FDA cleared Savient Pharmaceuticals’ Krystexxa™ (pegloticase) for the treatment of chronic gout in adult patients who fail to normalize serum uric acid and who are refractory to or are unable to receive conventional xanthine oxidase inhibitors. Savient says Krystexxa is the only treatment approved by FDA for adult patients in this category. U.S. launch of the drug is being prepared, but the timing will depend on how soon the firm is officially sold off. Back in May Savient reported that its board had decided the best way to maximize the commercial value of Krystexxa would be to sell the company once FDA approval was granted.
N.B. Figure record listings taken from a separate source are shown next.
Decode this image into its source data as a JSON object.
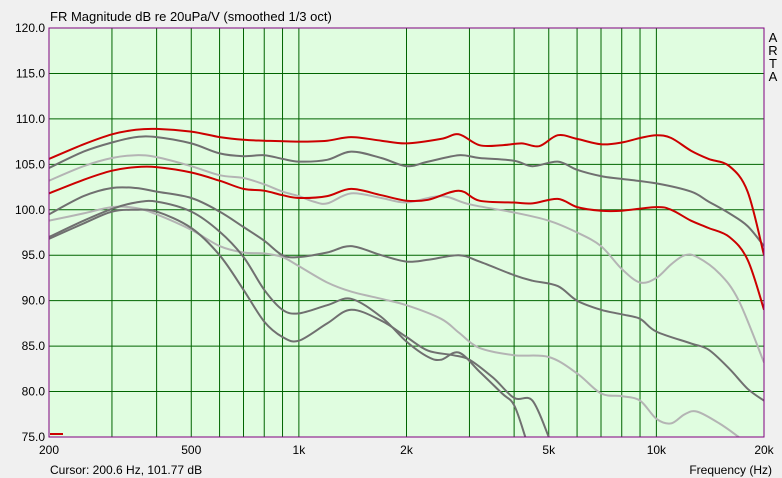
{
  "chart_data": {
    "type": "line",
    "title": "FR Magnitude dB re 20uPa/V (smoothed 1/3 oct)",
    "xlabel": "Frequency (Hz)",
    "xscale": "log",
    "xlim": [
      200,
      20000
    ],
    "ylim": [
      75,
      120
    ],
    "grid": true,
    "xticks": [
      {
        "value": 200,
        "label": "200"
      },
      {
        "value": 500,
        "label": "500"
      },
      {
        "value": 1000,
        "label": "1k"
      },
      {
        "value": 2000,
        "label": "2k"
      },
      {
        "value": 5000,
        "label": "5k"
      },
      {
        "value": 10000,
        "label": "10k"
      },
      {
        "value": 20000,
        "label": "20k"
      }
    ],
    "yticks": [
      75,
      80,
      85,
      90,
      95,
      100,
      105,
      110,
      115,
      120
    ],
    "ytick_labels": [
      "75.0",
      "80.0",
      "85.0",
      "90.0",
      "95.0",
      "100.0",
      "105.0",
      "110.0",
      "115.0",
      "120.0"
    ],
    "colors": {
      "plot_background": "#e0fde0",
      "grid": "#006400",
      "frame": "#800080",
      "red": "#cc0000",
      "dark_gray": "#707070",
      "light_gray": "#b4b4b4"
    },
    "series": [
      {
        "color": "red",
        "points": [
          [
            200,
            105.6
          ],
          [
            250,
            107.2
          ],
          [
            300,
            108.3
          ],
          [
            350,
            108.8
          ],
          [
            400,
            108.9
          ],
          [
            500,
            108.6
          ],
          [
            600,
            108.0
          ],
          [
            700,
            107.7
          ],
          [
            800,
            107.6
          ],
          [
            1000,
            107.5
          ],
          [
            1200,
            107.6
          ],
          [
            1400,
            108.0
          ],
          [
            1700,
            107.6
          ],
          [
            2000,
            107.3
          ],
          [
            2500,
            107.8
          ],
          [
            2800,
            108.3
          ],
          [
            3200,
            107.1
          ],
          [
            3700,
            107.1
          ],
          [
            4200,
            107.3
          ],
          [
            4700,
            107.0
          ],
          [
            5300,
            108.2
          ],
          [
            6000,
            107.8
          ],
          [
            7000,
            107.2
          ],
          [
            8000,
            107.4
          ],
          [
            9000,
            107.9
          ],
          [
            10000,
            108.2
          ],
          [
            11000,
            107.9
          ],
          [
            12500,
            106.5
          ],
          [
            14000,
            105.6
          ],
          [
            16000,
            104.8
          ],
          [
            18000,
            102.0
          ],
          [
            20000,
            95.0
          ]
        ]
      },
      {
        "color": "red",
        "points": [
          [
            200,
            101.8
          ],
          [
            250,
            103.3
          ],
          [
            300,
            104.3
          ],
          [
            350,
            104.7
          ],
          [
            400,
            104.7
          ],
          [
            500,
            104.1
          ],
          [
            600,
            103.2
          ],
          [
            700,
            102.3
          ],
          [
            800,
            102.1
          ],
          [
            900,
            101.6
          ],
          [
            1000,
            101.3
          ],
          [
            1200,
            101.5
          ],
          [
            1400,
            102.3
          ],
          [
            1700,
            101.6
          ],
          [
            2000,
            101.0
          ],
          [
            2300,
            101.1
          ],
          [
            2800,
            102.1
          ],
          [
            3200,
            101.0
          ],
          [
            4000,
            100.8
          ],
          [
            4500,
            100.7
          ],
          [
            5300,
            101.2
          ],
          [
            6000,
            100.3
          ],
          [
            7000,
            99.9
          ],
          [
            8000,
            99.9
          ],
          [
            10000,
            100.3
          ],
          [
            11000,
            100.0
          ],
          [
            12500,
            98.8
          ],
          [
            14000,
            98.0
          ],
          [
            16000,
            97.0
          ],
          [
            18000,
            94.5
          ],
          [
            20000,
            89.0
          ]
        ]
      },
      {
        "color": "dark_gray",
        "points": [
          [
            200,
            104.6
          ],
          [
            250,
            106.4
          ],
          [
            300,
            107.4
          ],
          [
            350,
            108.0
          ],
          [
            400,
            108.0
          ],
          [
            500,
            107.3
          ],
          [
            600,
            106.2
          ],
          [
            700,
            105.9
          ],
          [
            800,
            106.0
          ],
          [
            900,
            105.6
          ],
          [
            1000,
            105.3
          ],
          [
            1200,
            105.5
          ],
          [
            1400,
            106.4
          ],
          [
            1700,
            105.7
          ],
          [
            2000,
            104.8
          ],
          [
            2300,
            105.3
          ],
          [
            2800,
            106.0
          ],
          [
            3200,
            105.7
          ],
          [
            4000,
            105.4
          ],
          [
            4500,
            104.8
          ],
          [
            5300,
            105.3
          ],
          [
            6000,
            104.4
          ],
          [
            7000,
            103.7
          ],
          [
            8000,
            103.4
          ],
          [
            10000,
            102.9
          ],
          [
            12500,
            102.0
          ],
          [
            14000,
            100.9
          ],
          [
            16000,
            99.6
          ],
          [
            18000,
            98.2
          ],
          [
            20000,
            96.0
          ]
        ]
      },
      {
        "color": "dark_gray",
        "points": [
          [
            200,
            99.5
          ],
          [
            250,
            101.5
          ],
          [
            300,
            102.4
          ],
          [
            350,
            102.4
          ],
          [
            400,
            102.0
          ],
          [
            500,
            101.3
          ],
          [
            600,
            99.8
          ],
          [
            700,
            98.1
          ],
          [
            800,
            96.6
          ],
          [
            900,
            95.0
          ],
          [
            1000,
            94.8
          ],
          [
            1200,
            95.3
          ],
          [
            1400,
            96.0
          ],
          [
            1700,
            95.0
          ],
          [
            2000,
            94.3
          ],
          [
            2300,
            94.5
          ],
          [
            2800,
            95.0
          ],
          [
            3200,
            94.3
          ],
          [
            4000,
            92.8
          ],
          [
            4500,
            92.2
          ],
          [
            5300,
            91.6
          ],
          [
            6000,
            90.0
          ],
          [
            7000,
            89.0
          ],
          [
            8000,
            88.5
          ],
          [
            9000,
            88.0
          ],
          [
            10000,
            86.6
          ],
          [
            12500,
            85.3
          ],
          [
            14000,
            84.6
          ],
          [
            16000,
            82.5
          ],
          [
            18000,
            80.3
          ],
          [
            20000,
            79.0
          ]
        ]
      },
      {
        "color": "dark_gray",
        "points": [
          [
            200,
            97.0
          ],
          [
            250,
            98.8
          ],
          [
            300,
            100.1
          ],
          [
            350,
            100.8
          ],
          [
            400,
            100.9
          ],
          [
            500,
            99.8
          ],
          [
            600,
            97.6
          ],
          [
            700,
            94.8
          ],
          [
            800,
            91.2
          ],
          [
            900,
            89.0
          ],
          [
            1000,
            88.6
          ],
          [
            1200,
            89.5
          ],
          [
            1400,
            90.2
          ],
          [
            1700,
            88.2
          ],
          [
            2000,
            85.5
          ],
          [
            2300,
            83.8
          ],
          [
            2500,
            83.5
          ],
          [
            2800,
            84.3
          ],
          [
            3200,
            82.2
          ],
          [
            3700,
            79.8
          ],
          [
            4000,
            78.5
          ],
          [
            4300,
            75.0
          ]
        ]
      },
      {
        "color": "dark_gray",
        "points": [
          [
            200,
            96.8
          ],
          [
            250,
            98.5
          ],
          [
            300,
            99.8
          ],
          [
            350,
            100.0
          ],
          [
            400,
            99.8
          ],
          [
            500,
            98.0
          ],
          [
            600,
            95.0
          ],
          [
            700,
            91.2
          ],
          [
            800,
            87.7
          ],
          [
            900,
            86.0
          ],
          [
            1000,
            85.6
          ],
          [
            1200,
            87.5
          ],
          [
            1400,
            89.0
          ],
          [
            1700,
            87.8
          ],
          [
            2000,
            86.0
          ],
          [
            2300,
            84.5
          ],
          [
            2700,
            84.0
          ],
          [
            3000,
            83.5
          ],
          [
            3500,
            81.5
          ],
          [
            4000,
            79.3
          ],
          [
            4500,
            79.0
          ],
          [
            5000,
            75.0
          ]
        ]
      },
      {
        "color": "light_gray",
        "points": [
          [
            200,
            103.2
          ],
          [
            250,
            104.8
          ],
          [
            300,
            105.7
          ],
          [
            350,
            106.0
          ],
          [
            400,
            105.8
          ],
          [
            500,
            104.8
          ],
          [
            600,
            103.8
          ],
          [
            700,
            103.5
          ],
          [
            800,
            102.8
          ],
          [
            900,
            102.0
          ],
          [
            1000,
            101.5
          ],
          [
            1100,
            100.9
          ],
          [
            1200,
            100.7
          ],
          [
            1400,
            101.8
          ],
          [
            1700,
            101.3
          ],
          [
            2000,
            100.8
          ],
          [
            2500,
            101.5
          ],
          [
            3000,
            100.6
          ],
          [
            4000,
            99.7
          ],
          [
            5000,
            98.8
          ],
          [
            6000,
            97.5
          ],
          [
            7000,
            96.0
          ],
          [
            8000,
            93.5
          ],
          [
            9000,
            92.0
          ],
          [
            10000,
            92.5
          ],
          [
            11000,
            94.0
          ],
          [
            12000,
            95.0
          ],
          [
            13000,
            94.8
          ],
          [
            15000,
            93.0
          ],
          [
            17000,
            90.0
          ],
          [
            20000,
            83.2
          ]
        ]
      },
      {
        "color": "light_gray",
        "points": [
          [
            200,
            98.8
          ],
          [
            250,
            99.6
          ],
          [
            300,
            100.3
          ],
          [
            350,
            100.2
          ],
          [
            400,
            99.5
          ],
          [
            500,
            97.8
          ],
          [
            600,
            96.0
          ],
          [
            700,
            95.3
          ],
          [
            800,
            95.2
          ],
          [
            900,
            94.8
          ],
          [
            1000,
            93.8
          ],
          [
            1200,
            92.0
          ],
          [
            1400,
            91.0
          ],
          [
            1700,
            90.2
          ],
          [
            2000,
            89.5
          ],
          [
            2500,
            88.0
          ],
          [
            2800,
            86.5
          ],
          [
            3200,
            84.8
          ],
          [
            4000,
            84.0
          ],
          [
            5000,
            83.8
          ],
          [
            6000,
            82.0
          ],
          [
            7000,
            79.8
          ],
          [
            8000,
            79.5
          ],
          [
            9000,
            79.0
          ],
          [
            10000,
            77.0
          ],
          [
            11000,
            76.5
          ],
          [
            12000,
            77.5
          ],
          [
            13000,
            77.8
          ],
          [
            15000,
            76.5
          ],
          [
            17000,
            75.0
          ]
        ]
      }
    ]
  },
  "header": {
    "title": "FR Magnitude dB re 20uPa/V (smoothed 1/3 oct)",
    "brand": "ARTA"
  },
  "footer": {
    "cursor_text": "Cursor: 200.6 Hz, 101.77 dB",
    "xlabel": "Frequency (Hz)"
  }
}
Krystexxa is a PEGylated uric acid specific enzyme, administered by infusion every two weeks. Savient negotiated exclusive worldwide rights to the drug and its uses from Duke University, which developed the recombinant uricase enzyme, and Mountain View Pharmaceuticals, which developed the PEGylation technology.
Approval in the U.S. is based on data from six-month clinical studies demonstrating that 38-47% of patients treated with the antihyperuricemic therapy achieved the primary endpoint of reaching less than 6 mg/dL plasma uric acid levels for at least 80% of the time during months three and six. None of the placebo-treated patients achieved the primary endpoint. The clinical studies also found that 45% of Krystexxa-treated patients who had demonstrated deposits of monosodium urate crystals known as tophi achieved a complete response, defined as 100% resolution of at least one target tophus, with no new tophus appearing and no existing tophus demonstrating progression.